# How to find a quality groomer. Suggestions?



## Ripley16 (Jan 26, 2012)

I have been grooming Ripley myself since we got her, but she is in desperate need of more than just the basic clippings that I am capable of. Hopefully getting her groomed professionally will reduce her shedding for a while as well! 

I am looking for suggestions as to how to look for a quality groomer. I am leery about just taking her to any old groomer, seeing as I have herd horror stories about bad grooming jobs. Anyone have any tips on where to look or know of any great golden groomers in White Rock, South Surrey, or Surrey B.C.?


----------



## Prism Goldens (May 27, 2011)

You might contact local breeders or local to you handlers, most such could do grooming for you.


----------



## goldlover68 (Jun 17, 2013)

in the 25 years I have owned Golden's I have yet to find a good groomer. Many we have tried actually hurt the dogs either around the ears or private parts...we do it all ourselves for all 3 of our dogs!


----------



## OutWest (Oct 6, 2011)

I'd suggest networking as the best route. Chat up other dog owners at work or at the dog park if you go there.
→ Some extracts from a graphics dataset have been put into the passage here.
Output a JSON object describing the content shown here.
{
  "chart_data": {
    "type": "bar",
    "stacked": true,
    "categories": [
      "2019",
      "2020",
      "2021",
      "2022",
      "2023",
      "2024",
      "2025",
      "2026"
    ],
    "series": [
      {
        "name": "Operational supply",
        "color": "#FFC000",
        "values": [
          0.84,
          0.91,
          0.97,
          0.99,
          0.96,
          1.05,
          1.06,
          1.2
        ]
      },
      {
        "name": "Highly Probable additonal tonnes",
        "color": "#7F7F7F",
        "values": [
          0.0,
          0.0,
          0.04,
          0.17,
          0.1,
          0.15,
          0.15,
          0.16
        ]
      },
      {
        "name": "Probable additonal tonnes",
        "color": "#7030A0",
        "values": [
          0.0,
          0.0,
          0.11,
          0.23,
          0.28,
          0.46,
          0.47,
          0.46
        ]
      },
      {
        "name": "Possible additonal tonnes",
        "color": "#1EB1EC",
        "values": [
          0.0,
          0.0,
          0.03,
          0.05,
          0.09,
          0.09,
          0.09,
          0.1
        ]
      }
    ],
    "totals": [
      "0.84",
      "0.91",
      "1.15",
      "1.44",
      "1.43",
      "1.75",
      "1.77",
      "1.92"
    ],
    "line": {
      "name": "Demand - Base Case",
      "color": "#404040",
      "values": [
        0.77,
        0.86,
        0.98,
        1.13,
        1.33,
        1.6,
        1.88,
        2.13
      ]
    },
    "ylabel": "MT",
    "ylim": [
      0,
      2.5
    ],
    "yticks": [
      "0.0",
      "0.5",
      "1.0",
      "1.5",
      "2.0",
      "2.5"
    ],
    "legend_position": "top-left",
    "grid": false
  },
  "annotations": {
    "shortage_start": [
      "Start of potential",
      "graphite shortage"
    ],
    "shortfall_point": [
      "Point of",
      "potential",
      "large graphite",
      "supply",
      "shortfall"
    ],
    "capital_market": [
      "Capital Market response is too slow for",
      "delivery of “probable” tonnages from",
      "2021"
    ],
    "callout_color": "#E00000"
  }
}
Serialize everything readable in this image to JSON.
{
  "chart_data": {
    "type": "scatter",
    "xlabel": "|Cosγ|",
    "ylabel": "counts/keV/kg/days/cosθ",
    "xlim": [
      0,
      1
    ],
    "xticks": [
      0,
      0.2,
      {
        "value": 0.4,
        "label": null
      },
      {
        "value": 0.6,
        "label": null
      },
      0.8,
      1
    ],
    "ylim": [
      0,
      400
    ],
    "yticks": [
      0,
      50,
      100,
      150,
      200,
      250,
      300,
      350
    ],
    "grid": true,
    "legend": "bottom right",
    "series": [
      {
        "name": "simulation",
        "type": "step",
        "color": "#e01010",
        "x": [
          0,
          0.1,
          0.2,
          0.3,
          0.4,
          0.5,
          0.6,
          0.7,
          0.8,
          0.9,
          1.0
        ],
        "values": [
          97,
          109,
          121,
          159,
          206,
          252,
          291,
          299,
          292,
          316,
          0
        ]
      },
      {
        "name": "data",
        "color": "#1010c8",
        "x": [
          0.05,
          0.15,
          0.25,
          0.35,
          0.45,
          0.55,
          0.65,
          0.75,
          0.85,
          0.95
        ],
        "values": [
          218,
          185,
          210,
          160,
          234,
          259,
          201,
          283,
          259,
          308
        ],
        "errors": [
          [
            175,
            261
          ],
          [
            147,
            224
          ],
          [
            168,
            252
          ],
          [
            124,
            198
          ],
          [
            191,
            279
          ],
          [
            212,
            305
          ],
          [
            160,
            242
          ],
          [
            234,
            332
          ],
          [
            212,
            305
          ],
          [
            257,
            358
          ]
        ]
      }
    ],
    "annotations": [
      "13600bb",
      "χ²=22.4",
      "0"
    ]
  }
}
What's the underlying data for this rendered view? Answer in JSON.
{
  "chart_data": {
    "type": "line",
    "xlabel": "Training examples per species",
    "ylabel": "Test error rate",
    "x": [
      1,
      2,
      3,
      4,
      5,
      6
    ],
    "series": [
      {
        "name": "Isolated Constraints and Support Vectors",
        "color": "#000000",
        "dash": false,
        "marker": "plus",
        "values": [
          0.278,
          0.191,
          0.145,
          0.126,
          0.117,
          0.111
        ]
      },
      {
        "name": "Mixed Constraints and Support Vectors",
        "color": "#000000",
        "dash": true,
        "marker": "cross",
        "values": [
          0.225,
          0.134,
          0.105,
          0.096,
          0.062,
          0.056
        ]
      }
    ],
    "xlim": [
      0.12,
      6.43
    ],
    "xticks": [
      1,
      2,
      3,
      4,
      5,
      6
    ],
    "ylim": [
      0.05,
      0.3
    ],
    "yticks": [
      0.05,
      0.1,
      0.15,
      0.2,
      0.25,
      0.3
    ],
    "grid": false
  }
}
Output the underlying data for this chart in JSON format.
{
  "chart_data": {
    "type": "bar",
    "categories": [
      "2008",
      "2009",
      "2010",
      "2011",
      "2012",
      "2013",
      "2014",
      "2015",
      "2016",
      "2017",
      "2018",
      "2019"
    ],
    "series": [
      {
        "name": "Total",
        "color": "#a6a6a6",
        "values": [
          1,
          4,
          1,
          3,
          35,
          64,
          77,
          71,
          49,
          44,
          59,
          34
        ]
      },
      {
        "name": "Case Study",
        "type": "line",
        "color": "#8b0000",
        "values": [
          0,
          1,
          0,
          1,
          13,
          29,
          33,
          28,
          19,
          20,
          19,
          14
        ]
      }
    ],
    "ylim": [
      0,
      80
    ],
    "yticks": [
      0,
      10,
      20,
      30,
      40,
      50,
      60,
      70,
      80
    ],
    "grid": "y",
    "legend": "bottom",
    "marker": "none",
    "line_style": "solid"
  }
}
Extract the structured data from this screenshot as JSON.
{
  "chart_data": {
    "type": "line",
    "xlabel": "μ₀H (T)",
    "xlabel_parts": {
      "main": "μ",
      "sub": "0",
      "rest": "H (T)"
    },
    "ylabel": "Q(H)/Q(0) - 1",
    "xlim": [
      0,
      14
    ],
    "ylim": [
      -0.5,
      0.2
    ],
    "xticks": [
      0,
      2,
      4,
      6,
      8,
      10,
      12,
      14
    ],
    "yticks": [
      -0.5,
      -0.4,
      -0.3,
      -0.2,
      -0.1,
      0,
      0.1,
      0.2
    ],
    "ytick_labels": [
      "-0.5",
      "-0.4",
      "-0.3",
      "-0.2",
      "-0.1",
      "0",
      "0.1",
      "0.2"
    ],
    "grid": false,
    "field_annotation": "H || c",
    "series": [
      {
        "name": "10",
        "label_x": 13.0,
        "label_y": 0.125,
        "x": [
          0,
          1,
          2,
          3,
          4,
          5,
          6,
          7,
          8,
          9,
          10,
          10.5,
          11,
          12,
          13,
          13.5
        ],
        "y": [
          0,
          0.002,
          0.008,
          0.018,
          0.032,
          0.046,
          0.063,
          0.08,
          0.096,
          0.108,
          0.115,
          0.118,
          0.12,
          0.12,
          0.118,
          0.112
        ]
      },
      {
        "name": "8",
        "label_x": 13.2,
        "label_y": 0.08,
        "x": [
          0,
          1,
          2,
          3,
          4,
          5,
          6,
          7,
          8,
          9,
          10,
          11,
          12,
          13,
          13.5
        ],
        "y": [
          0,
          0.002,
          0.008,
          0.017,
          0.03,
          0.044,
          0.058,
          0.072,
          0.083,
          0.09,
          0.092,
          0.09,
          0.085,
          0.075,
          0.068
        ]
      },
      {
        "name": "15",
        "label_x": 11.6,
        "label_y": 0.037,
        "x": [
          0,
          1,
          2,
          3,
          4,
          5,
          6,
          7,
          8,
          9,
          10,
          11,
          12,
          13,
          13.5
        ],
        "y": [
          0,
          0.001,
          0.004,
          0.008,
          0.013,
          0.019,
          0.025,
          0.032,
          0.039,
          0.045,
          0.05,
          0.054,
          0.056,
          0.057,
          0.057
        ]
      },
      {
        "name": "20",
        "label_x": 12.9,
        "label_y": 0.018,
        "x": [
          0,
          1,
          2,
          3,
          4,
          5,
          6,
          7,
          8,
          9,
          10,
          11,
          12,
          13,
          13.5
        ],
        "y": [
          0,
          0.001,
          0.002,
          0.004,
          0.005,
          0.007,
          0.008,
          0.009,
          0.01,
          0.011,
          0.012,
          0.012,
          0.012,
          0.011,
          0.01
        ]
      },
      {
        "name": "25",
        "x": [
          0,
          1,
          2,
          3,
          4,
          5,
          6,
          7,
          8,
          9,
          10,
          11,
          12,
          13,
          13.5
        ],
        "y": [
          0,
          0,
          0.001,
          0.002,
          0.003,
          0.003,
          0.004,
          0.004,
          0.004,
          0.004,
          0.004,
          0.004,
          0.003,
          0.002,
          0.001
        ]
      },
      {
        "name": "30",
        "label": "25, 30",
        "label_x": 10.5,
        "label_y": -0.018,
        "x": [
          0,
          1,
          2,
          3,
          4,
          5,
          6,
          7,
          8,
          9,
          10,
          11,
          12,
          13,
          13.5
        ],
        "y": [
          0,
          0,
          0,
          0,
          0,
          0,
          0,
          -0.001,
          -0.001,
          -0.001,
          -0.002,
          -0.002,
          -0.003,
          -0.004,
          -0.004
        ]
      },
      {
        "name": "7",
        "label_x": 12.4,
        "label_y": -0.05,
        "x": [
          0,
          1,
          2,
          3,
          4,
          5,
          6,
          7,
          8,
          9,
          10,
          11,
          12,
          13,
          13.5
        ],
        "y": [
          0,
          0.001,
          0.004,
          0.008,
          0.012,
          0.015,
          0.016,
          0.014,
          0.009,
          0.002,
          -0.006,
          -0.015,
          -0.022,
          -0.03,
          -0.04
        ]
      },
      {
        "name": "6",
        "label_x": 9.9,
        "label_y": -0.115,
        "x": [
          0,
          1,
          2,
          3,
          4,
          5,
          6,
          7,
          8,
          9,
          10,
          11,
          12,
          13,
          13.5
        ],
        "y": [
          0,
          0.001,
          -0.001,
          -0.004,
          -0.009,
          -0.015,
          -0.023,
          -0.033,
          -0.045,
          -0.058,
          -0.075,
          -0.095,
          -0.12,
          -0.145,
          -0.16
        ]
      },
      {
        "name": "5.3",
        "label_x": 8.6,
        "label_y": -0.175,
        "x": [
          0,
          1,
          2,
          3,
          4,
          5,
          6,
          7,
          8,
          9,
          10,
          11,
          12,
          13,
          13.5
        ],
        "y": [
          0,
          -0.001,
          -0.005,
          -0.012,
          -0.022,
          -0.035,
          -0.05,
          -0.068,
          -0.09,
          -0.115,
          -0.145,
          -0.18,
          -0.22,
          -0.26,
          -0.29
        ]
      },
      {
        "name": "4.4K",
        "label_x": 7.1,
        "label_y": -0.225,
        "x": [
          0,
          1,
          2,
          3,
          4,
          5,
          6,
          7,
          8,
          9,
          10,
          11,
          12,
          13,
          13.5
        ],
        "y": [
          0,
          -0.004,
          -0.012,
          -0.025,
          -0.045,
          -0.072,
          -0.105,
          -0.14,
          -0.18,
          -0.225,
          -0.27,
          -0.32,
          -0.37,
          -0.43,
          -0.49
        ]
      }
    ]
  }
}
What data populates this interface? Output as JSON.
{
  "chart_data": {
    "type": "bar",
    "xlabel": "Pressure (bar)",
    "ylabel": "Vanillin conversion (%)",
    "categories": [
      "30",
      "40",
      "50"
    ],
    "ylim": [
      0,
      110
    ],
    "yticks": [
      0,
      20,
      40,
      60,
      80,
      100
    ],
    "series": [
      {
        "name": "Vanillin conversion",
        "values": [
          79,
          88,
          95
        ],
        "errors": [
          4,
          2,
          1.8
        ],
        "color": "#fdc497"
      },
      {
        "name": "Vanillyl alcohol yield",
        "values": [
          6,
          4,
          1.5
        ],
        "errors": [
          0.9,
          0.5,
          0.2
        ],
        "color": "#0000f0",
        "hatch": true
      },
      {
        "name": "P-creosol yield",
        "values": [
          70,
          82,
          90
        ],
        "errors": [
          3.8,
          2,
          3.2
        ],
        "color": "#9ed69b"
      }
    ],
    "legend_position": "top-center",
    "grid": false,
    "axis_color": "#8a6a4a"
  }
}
Also ask at your vet's office. I generally do that sort of thing, then I read reviews on Yelp before deciding. Good luck!


----------



## Popefamily430 (May 11, 2013)

My groomer is in Castro Valley (in CA) and they are AWESOME. I will never take my babies anywhere else. They consider themselves a doggie spa rather than a groomer  Try Yelp and like someone else said, ask around


----------



## laprincessa (Mar 24, 2008)

My groomer literally lives around the corner from us, she is also a trainer so we've taken one class from her and are hoping to take more this summer.
She's the best, we totally love her.
Like the others said, ask around, if you see a good looking dog, ask where he or she was groomed. Most people are happy to share experiences, good or bad.


----------